In truth, it’s not entirely clear whether board members can ever have enough D&O insurance — even if they’ve bought added coverage themselves. In a worst-case scenario, directors might find themselves facing a massive settlement or court award that far exceeds the limits of their coverage. And, as with the Enron and WorldCom cases, a director’s personal assets may be included in a settlement. “You are really standing there naked,” says Atkins of cases filed against directors of insolvent companies. “It’s your personal bank account and life savings that are at risk.”

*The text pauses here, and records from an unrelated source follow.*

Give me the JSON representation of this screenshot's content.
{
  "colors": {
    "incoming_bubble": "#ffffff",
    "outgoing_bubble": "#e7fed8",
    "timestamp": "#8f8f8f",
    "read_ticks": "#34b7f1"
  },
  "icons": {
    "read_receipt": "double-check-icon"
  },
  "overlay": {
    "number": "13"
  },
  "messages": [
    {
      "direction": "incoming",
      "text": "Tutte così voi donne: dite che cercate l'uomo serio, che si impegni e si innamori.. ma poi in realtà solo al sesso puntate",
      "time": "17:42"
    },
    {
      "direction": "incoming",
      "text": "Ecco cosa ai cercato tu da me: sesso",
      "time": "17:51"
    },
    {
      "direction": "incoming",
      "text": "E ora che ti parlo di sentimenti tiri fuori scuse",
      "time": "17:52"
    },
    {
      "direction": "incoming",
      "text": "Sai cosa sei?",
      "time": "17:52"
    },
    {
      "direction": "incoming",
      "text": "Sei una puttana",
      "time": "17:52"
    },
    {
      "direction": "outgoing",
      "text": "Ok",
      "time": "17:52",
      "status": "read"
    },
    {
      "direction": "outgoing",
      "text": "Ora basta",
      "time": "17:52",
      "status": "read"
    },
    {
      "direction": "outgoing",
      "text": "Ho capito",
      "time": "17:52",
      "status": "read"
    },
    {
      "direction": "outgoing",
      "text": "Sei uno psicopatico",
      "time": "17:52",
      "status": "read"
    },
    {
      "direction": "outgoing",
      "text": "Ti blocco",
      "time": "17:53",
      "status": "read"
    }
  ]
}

Directors who sit on the boards of financially stable companies may find themselves in a similar predicament. Anderson Kill’s Passannante points out that insurance companies facing major payouts are increasingly looking for ways to get out from under the claims. In some instances, he says, carriers are asking courts to rescind the policies — that is, void them so the carriers don’t have to pony up. Notes the attorney: “In the last three or four years, that’s been happening with disturbing frequency — especially in D&O.”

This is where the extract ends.